Best Ideas to solve a specific performance bottleneck needed

Posted: Tue Oct 02, 2007 8:25 am
by dcguuenther
Here is my performance bottleneck.

Input = 2 billion records.
Reference Data = 10 million records.

We currently are using a lookup stage as opposed to a join stage to avoid having to sort the input 2 billion records from the mainframe file.

The Lookup Stage is set to sequential to not load 10 million records into memory for each partition we are running on. The fact that this is sequential is killing me. The job is currently looking up to the the Oracle Stage, which is doing a table read (aka Normal Lookup instead of Sparse)

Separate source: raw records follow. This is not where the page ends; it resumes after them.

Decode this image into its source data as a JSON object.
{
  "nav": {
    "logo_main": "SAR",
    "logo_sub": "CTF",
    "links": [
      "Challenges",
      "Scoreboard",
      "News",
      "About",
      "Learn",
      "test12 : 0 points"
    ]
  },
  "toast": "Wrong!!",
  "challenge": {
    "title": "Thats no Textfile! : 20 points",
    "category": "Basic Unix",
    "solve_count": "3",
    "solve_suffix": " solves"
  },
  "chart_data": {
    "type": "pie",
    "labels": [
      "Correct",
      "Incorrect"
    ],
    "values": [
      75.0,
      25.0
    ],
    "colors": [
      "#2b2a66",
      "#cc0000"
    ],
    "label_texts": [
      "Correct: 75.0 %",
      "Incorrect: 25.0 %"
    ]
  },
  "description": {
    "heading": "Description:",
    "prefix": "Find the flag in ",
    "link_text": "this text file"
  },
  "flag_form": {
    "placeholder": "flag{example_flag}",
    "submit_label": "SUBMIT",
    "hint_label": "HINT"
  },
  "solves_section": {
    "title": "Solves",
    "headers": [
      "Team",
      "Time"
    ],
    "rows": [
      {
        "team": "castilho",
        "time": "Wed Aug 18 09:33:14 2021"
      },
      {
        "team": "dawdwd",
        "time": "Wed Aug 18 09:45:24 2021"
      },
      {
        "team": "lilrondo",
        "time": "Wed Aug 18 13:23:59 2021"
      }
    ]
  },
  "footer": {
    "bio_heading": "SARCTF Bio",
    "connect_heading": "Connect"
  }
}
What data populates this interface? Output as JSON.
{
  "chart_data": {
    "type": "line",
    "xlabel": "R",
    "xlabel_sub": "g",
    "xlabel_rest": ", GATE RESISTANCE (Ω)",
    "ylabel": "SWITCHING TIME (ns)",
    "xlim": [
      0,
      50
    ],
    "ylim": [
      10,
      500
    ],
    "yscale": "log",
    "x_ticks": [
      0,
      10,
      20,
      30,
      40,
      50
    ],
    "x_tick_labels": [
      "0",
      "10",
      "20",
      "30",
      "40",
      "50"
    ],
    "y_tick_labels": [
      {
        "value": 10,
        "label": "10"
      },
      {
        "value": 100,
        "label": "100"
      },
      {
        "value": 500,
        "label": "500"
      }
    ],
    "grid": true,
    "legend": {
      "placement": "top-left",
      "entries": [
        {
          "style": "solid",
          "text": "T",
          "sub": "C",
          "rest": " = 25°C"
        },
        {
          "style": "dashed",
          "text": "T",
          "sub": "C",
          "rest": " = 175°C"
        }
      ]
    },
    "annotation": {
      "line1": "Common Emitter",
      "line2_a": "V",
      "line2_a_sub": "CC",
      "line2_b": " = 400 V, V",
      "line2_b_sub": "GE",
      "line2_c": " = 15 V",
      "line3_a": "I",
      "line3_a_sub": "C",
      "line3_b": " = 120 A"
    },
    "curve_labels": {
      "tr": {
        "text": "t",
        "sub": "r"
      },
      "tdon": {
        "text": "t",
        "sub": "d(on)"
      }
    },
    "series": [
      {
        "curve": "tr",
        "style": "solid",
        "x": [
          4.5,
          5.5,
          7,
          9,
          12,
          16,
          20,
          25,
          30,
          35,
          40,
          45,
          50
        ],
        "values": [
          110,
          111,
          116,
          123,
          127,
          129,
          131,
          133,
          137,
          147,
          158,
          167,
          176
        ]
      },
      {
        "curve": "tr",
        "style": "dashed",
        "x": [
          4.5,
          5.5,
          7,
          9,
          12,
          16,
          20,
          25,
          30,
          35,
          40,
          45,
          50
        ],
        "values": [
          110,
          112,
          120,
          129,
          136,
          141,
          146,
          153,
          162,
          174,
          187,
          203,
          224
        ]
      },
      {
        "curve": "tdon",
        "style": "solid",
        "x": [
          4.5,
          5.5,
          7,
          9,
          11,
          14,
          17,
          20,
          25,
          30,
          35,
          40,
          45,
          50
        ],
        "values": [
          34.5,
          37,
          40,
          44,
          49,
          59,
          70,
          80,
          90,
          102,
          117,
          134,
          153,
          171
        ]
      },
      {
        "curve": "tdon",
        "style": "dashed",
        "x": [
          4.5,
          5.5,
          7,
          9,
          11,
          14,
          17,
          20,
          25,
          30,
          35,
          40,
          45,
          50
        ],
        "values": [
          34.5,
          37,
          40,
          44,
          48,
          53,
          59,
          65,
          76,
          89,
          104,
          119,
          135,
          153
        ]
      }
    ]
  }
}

What ideas do you have in order to perform this an alternative way. The only idea I can have left to try is to try using a lookupfileset. Should this help. Any other ideas?

Posted: Tue Oct 02, 2007 1:51 pm
by ray.wurlod
Identically partition the two inputs, based on the "join key" field(s).

The lookup data will be loaded into memory in every case except a sparse lookup; partitioned data allow the amount of data per node to be minimized.

Use as few fields (columns) as possible on the reference input link.
Use as few rows as possible on the reference input link - that is, include a WHERE clause in the Oracle query so as to return only "current" rows.